Others now in full-scale panic over the admittedly bad news in the potash sector might be well advised to follow suit.
The relative on-going strength and success of the overall Saskatchewan economy and government finances may mean that we will weather the bad potash news better than we think.
For those of you who missed it — or perhaps missed the significance of it at the time — a move by a potash producer half a world away will supposedly hammer us hard here in Saskatchewan.
It was announced late last month that the Russian potash producer Uralkali would stop selling its potash through the Belarusian Potash Co. — a cartel similar to our own Canpotex that markets its product collectively to keep the prices higher.
Of course, we’re all taught that such free-market competition is a good thing and it is … if you are a buyer rather than a seller.
As a potash producing economy, anything potentially lowering the price can hit us hard. Consider the 2009 provincial budget when a predicted $2 billion in potash revenue for the province disappeared because Saskatchewan Party government officials bought into the potash industry’s overly rosy forecasts for sales and prices.
And as the biggest producer of potash — 20 per cent of the world’s supply, exceeding PotashCorp’s contribution _ anything Uralkali does is a big deal in the industry. By deciding to go it alone, it is expect that Uralkali will undercut potash prices. This could have a big impact on Saskatchewan government revenue.
Analysts suggest that potash prices could fall by 25 per cent to around $300 a ton compared with current prices of $400 a ton.
One analyst from BMO Capital Markets went so far as to call it “the end of the potash world as we know it” while the Royal Bank of Canada said the Saskatchewan economy would now be growing half as quickly as predicted.
In turn, the Royal Bank predicted this may reduce Saskatchewan’s GDP growth by a full percentage point, with further impacts down the road because of stalled potash mine construction.
Premier Brad Wall and his Sask. Party government responded by saying it was too early to tell — exactly what one might expect from a government because it is its job to downplay negative news and present an optimistic view for voters and potential investors in the province.
But if initial indicators mean anything, Wall and his government appear to be right.
The latest job statistics for July show 590,000 working people — an increase of 16,100 from a year earlier.
Of course, this means little in relation to the Uralkali decision that just happened.

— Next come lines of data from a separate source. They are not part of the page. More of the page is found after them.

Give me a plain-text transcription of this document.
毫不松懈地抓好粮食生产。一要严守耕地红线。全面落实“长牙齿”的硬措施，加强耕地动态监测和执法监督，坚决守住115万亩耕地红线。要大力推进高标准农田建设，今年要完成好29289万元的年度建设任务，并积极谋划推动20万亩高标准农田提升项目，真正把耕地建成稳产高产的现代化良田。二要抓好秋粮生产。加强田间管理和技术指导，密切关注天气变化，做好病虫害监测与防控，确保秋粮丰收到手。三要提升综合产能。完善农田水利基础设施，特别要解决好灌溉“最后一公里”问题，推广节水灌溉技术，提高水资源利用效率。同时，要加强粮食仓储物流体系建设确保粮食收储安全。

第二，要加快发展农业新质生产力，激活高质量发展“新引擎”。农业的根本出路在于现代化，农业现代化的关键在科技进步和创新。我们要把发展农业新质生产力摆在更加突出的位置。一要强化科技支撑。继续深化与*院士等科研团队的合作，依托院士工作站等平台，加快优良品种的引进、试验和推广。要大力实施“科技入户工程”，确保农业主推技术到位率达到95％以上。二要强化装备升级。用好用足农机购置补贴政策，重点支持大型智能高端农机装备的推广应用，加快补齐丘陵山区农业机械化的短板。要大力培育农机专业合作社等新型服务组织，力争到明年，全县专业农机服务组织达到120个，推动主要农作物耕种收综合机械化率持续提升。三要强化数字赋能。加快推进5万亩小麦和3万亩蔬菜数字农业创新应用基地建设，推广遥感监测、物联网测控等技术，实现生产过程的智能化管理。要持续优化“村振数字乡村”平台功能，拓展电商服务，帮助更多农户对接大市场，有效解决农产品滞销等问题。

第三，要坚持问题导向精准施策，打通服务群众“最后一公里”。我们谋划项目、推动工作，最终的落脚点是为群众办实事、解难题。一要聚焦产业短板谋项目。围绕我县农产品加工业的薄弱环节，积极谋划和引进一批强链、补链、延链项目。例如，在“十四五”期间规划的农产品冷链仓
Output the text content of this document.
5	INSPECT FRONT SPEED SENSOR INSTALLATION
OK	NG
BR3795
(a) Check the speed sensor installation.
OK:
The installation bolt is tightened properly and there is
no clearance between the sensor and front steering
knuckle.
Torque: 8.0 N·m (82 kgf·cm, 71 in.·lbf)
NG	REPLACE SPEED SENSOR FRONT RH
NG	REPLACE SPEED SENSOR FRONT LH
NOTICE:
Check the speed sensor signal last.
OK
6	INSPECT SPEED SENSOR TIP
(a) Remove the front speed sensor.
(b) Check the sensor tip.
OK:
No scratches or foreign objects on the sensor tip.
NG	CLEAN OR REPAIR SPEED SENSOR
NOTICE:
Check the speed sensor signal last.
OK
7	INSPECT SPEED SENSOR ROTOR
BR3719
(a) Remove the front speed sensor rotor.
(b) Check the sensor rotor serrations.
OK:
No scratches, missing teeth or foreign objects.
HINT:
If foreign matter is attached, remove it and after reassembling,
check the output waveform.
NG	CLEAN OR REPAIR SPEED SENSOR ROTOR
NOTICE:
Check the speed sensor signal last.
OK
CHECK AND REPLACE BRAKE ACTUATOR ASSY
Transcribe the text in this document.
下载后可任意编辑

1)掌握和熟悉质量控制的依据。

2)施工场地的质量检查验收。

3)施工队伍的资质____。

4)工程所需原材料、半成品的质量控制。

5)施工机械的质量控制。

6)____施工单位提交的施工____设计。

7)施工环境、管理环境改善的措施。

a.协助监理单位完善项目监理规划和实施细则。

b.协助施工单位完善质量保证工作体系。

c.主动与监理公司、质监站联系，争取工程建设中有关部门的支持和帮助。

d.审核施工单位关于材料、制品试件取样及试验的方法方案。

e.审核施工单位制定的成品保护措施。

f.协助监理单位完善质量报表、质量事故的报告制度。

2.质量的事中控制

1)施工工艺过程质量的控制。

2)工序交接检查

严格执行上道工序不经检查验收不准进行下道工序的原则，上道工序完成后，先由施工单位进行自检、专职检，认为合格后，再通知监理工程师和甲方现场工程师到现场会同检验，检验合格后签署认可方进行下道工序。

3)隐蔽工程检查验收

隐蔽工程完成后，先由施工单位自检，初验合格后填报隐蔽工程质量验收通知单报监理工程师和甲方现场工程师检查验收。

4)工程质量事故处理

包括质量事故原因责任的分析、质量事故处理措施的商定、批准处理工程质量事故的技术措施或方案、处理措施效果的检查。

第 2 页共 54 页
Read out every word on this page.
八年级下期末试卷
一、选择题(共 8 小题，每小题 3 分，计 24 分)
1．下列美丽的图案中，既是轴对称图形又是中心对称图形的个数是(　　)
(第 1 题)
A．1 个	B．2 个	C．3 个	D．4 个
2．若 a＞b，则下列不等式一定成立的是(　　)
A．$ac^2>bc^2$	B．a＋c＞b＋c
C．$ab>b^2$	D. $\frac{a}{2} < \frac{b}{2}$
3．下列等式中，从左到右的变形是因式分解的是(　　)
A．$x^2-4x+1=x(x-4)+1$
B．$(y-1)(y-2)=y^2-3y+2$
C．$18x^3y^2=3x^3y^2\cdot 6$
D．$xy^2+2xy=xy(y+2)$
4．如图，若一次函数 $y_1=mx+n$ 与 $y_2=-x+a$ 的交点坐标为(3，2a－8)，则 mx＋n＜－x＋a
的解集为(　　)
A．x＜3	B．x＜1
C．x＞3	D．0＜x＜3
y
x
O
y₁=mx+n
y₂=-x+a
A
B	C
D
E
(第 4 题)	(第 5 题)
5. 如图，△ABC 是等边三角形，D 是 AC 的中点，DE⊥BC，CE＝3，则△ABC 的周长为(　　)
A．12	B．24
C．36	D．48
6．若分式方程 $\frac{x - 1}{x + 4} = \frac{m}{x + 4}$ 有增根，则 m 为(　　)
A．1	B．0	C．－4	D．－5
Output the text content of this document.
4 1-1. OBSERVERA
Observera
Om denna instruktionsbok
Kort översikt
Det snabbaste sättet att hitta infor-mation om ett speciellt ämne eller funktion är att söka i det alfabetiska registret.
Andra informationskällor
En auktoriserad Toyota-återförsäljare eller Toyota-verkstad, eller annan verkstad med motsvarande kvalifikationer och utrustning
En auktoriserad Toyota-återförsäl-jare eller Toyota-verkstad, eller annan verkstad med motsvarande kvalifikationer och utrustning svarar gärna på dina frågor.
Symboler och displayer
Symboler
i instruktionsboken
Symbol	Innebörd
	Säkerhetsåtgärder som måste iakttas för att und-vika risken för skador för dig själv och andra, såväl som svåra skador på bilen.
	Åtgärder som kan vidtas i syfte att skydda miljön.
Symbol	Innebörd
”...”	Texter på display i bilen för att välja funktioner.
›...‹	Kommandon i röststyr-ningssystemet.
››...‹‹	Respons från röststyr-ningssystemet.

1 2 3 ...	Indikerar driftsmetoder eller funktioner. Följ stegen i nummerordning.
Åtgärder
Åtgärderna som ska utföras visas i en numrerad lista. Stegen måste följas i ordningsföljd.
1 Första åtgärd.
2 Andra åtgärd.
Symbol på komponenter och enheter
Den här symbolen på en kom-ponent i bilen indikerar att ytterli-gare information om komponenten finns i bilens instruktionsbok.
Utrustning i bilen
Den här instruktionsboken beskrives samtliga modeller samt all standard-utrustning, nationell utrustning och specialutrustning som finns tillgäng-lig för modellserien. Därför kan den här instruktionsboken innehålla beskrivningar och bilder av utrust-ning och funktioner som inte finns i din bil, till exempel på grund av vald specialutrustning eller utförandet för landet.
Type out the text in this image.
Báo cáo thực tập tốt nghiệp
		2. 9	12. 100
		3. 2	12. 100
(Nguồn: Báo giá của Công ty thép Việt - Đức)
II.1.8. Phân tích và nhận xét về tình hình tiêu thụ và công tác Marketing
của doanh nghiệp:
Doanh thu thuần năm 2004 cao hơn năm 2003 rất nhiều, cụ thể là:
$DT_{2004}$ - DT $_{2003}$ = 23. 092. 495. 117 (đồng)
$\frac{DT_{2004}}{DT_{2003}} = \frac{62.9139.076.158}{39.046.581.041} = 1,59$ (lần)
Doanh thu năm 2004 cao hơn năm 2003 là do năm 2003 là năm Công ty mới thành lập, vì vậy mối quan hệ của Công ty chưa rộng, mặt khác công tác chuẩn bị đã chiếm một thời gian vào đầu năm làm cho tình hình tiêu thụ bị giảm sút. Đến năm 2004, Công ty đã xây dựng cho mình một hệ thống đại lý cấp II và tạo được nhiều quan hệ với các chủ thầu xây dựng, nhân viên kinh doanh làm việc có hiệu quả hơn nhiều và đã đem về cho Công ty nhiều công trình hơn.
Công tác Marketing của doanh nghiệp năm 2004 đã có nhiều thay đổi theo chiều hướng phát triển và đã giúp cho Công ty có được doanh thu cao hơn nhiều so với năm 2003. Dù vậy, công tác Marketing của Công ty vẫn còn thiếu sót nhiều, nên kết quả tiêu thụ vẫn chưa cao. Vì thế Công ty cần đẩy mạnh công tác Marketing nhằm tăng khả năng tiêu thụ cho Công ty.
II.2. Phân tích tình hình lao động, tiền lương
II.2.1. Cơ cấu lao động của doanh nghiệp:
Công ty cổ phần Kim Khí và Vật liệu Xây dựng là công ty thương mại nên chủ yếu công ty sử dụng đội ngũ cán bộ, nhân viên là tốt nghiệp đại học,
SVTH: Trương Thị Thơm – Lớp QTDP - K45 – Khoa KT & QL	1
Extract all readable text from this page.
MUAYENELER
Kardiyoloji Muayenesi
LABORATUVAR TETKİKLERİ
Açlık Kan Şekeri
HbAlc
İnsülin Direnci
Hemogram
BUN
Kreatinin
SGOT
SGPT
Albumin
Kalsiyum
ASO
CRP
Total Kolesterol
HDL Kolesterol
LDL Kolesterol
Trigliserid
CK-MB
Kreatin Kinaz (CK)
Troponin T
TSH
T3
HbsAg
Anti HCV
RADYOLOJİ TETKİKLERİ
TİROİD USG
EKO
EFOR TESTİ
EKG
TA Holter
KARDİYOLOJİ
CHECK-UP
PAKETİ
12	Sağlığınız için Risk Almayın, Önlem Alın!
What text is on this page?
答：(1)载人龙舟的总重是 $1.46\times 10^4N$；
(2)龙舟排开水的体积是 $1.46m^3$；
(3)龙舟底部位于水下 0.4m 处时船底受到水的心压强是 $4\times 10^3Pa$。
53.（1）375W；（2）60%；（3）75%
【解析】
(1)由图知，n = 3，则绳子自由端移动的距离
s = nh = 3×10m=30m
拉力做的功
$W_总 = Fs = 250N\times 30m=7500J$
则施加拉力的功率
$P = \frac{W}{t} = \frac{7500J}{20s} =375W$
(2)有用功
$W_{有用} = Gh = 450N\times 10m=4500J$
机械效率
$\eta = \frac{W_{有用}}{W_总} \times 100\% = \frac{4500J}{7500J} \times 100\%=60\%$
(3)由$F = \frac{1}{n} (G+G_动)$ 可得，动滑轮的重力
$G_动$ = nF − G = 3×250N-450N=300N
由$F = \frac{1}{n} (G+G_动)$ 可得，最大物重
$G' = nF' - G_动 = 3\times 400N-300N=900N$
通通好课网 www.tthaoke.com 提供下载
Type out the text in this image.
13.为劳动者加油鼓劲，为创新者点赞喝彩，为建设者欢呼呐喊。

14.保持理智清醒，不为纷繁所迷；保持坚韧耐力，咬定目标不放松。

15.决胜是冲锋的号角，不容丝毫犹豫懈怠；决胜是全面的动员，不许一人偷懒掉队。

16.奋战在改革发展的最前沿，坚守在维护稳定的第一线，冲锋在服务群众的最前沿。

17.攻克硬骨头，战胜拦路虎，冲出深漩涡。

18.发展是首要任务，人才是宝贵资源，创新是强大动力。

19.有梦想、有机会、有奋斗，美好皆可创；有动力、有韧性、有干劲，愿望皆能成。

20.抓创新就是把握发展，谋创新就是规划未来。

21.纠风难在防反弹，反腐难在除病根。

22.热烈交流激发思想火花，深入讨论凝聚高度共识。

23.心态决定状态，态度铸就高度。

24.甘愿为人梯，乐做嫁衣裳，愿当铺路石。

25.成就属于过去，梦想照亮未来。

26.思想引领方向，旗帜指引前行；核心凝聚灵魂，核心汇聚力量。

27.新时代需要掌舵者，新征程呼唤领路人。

But considering where the jobs are being created, it does show that Saskatchewan is more than just potash.
Of more interest, however, is the news emerging from the Saskatchewan government that the surplus budget is still largely intact.
Despite a projected decline in forecasted potash revenues of $21.3 million, overall revenues for the 2013-14 budget are actually increasing by $11.3 million because of stronger oil prices.
Alas, our surplus is now expected to be smaller because of $43.6 million in extra spending — mainly for flooding assistance that the government didn’t adequately budget.
And things could potentially be worse on the potash front because the government predicted in its March budget a $122.5-million increase in potash revenue over the 2012-13 budget. It still may be over-estimating its potash revenue.
But what it does seem to show is the Saskatchewan economy is diversified and somewhat resilient.
In the unpredictable world of commodity pricing, it may be a little early to panic over potash.
Murray Mandryk has been covering provincial politics for over 22 years.